Here is the question however. Am I a hypocrite for picking and choosing? Although a different matter entirely, why is it okay for me to get my sweet tea fix at McDonald's while I am remorsefully throwing those Pampered Chef invitations in the garbage? Can a Christian rally against a cause they feel God has really put a burden on their heart to cry out against whilst not batting an eye at another? Once we have the knowledge about a company's sinful behavior, what is our responsibility? Why do I feel like I am simply sticking my head in the sand?

I am not one to jump on the "bandwagon" unless that bandwagon has been researched and verified and biblically makes sense. It usually takes me some time and then I am committed. I am only picking on Mickey D's as an example. There are sadly many, many more. What do you think? What do you do?


Mr. Clean said...

I have been going to Burger King!

Mrs. Sam said...

Here's the long and short of it for me...unless we research every dollar we invest into every company and then decide if that company spends it well or wise, we are really stuck. I believe our Christian Fiancial Planner invests morally and they do their very best to keep our money away from babies working and drugs and other horid things that money gets invested into unknowingly by it's owner/investor. But, it happens. Even the financial planner says they can't guarentee every penny is in a Christian worthy account. So unwillingly/unknowingly we support things we'd rather not. I think when we know better, we do better. If I buy a PC spatuala, does that mean I support abortion? No. If the lady at the drug store supports abortion does that mean I shop somewhere eles? What if I don't know? Did I just support abortion? NO. So, for me, I do the best I can, and leave the details to God. Because He can turn people like Warren Buffet around. Look what he did to Peter! Awesome topic, and I'll be in prayer on this for sure, it really makes you think.

TheTutor said...

I am generally not a boycotter by nature, but i do believe that there are times when a Christian needs to stand up and say, "No more." The abolitionist and civil rights movements are good examples of this.
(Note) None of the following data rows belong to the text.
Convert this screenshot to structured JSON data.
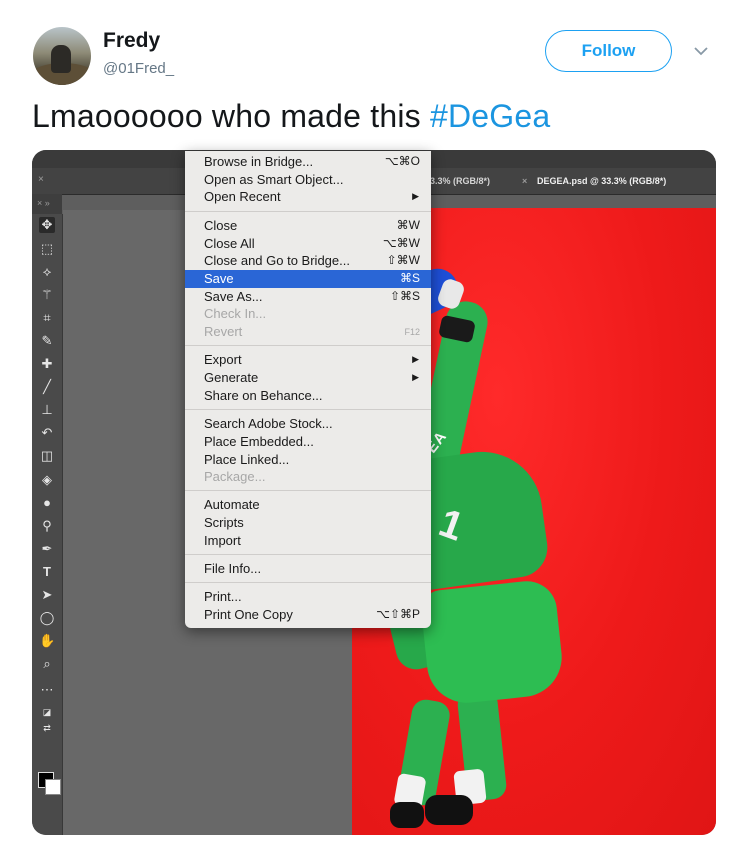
{
  "tweet": {
    "display_name": "Fredy",
    "handle": "@01Fred_",
    "follow_label": "Follow",
    "text_plain": "Lmaoooooo who made this ",
    "hashtag": "#DeGea",
    "colors": {
      "accent": "#1da1f2",
      "hashtag": "#1b95e0",
      "handle": "#657786"
    }
  },
  "photoshop": {
    "tabs": [
      {
        "label": "3.3% (RGB/8*)"
      },
      {
        "label": "DEGEA.psd @ 33.3% (RGB/8*)"
      }
    ],
    "tab_close": "×",
    "tools": [
      "move-tool",
      "marquee-tool",
      "lasso-tool",
      "magic-wand-tool",
      "crop-tool",
      "eyedropper-tool",
      "healing-brush-tool",
      "brush-tool",
      "clone-stamp-tool",
      "history-brush-tool",
      "eraser-tool",
      "paint-bucket-tool",
      "blur-tool",
      "dodge-tool",
      "pen-tool",
      "type-tool",
      "path-selection-tool",
      "ellipse-tool",
      "hand-tool",
      "zoom-tool",
      "more-tools"
    ],
    "file_menu": [
      {
        "label": "Browse in Bridge...",
        "shortcut": "⌥⌘O"
      },
      {
        "label": "Open as Smart Object...",
        "shortcut": ""
      },
      {
        "label": "Open Recent",
        "submenu": true
      },
      {
        "label": "Close",
        "shortcut": "⌘W"
      },
      {
        "label": "Close All",
        "shortcut": "⌥⌘W"
      },
      {
        "label": "Close and Go to Bridge...",
        "shortcut": "⇧⌘W"
      },
      {
        "label": "Save",
        "shortcut": "⌘S",
        "highlighted": true
      },
      {
        "label": "Save As...",
        "shortcut": "⇧⌘S"
      },
      {
        "label": "Check In...",
        "disabled": true
      },
      {
        "label": "Revert",
        "shortcut": "F12",
        "disabled": true
      },
      {
        "label": "Export",
        "submenu": true
      },
      {
        "label": "Generate",
        "submenu": true
      },
      {
        "label": "Share on Behance..."
      },
      {
        "label": "Search Adobe Stock..."
      },
      {
        "label": "Place Embedded..."
      },
      {
        "label": "Place Linked..."
      },
      {
        "label": "Package...",
        "disabled": true
      },
      {
        "label": "Automate"
      },
      {
        "label": "Scripts"
      },
      {
        "label": "Import"
      },
      {
        "label": "File Info..."
      },
      {
        "label": "Print..."
      },
      {
        "label": "Print One Copy",
        "shortcut": "⌥⇧⌘P"
      }
    ],
    "canvas": {
      "shirt_text": "DE GEA",
      "shirt_number": "1",
      "background_color": "#ee1a1a",
      "kit_color": "#27a84a"
    }
  }
}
There are two reasons I generally don't boycott:
1) I just don't think that we should expect secular companies to act Christian any more than we should expect apple trees to grow oranges.
2) Christ allowed a prostitute to wash His feet with her hair and tears and called a tax collector (members of this profession generally regarded to be thieves and traitors) to be a disciple. He called them, loved them, dined with them, served them, and allowed Himself to be served by them (to be beholden to them since He entered His ministry with nothing material) before requiring their conversions. (He did not forgive the prostitute's sins until after she washed His feet, and Jesus was questioning His disciples' faith late in Him ministry.) God's love precedes human obedience, always.

Now, that said, I do think that there are some things worth standing up for, but I think they are rare and should be accompanied by a loud, unified voice speaking the truth in love.

GDS said...

I think you have to do what God puts on your heart. We can only work with the information we have, and I don't think it's hypocritical to not spend hours researching every company you support. The other comments are completely valid - we Christians have to be a part of society, a participate in commerce, and "be among" the masses to change hearts.

I personally don't participate in boycotts formally, but I do tend to patronize companies that are run in an ethical matter as I see it. So if eating at McD's leaves a bad taste in your mouth (figuratively), then don't eat there.

I'm with you on abortion being pretty far up my list of issues where I stand up for my view that all life is precious. I think we have a responsibility to protect life in any way we can. I probably would have said the same about slavery in the US, and would draw a comparison to genocide in Darfur as an example. I'm not as certain that our view of a sinful lifestyle would rise to that level.

Sorry for the long post, but it really is a tough nut to crack!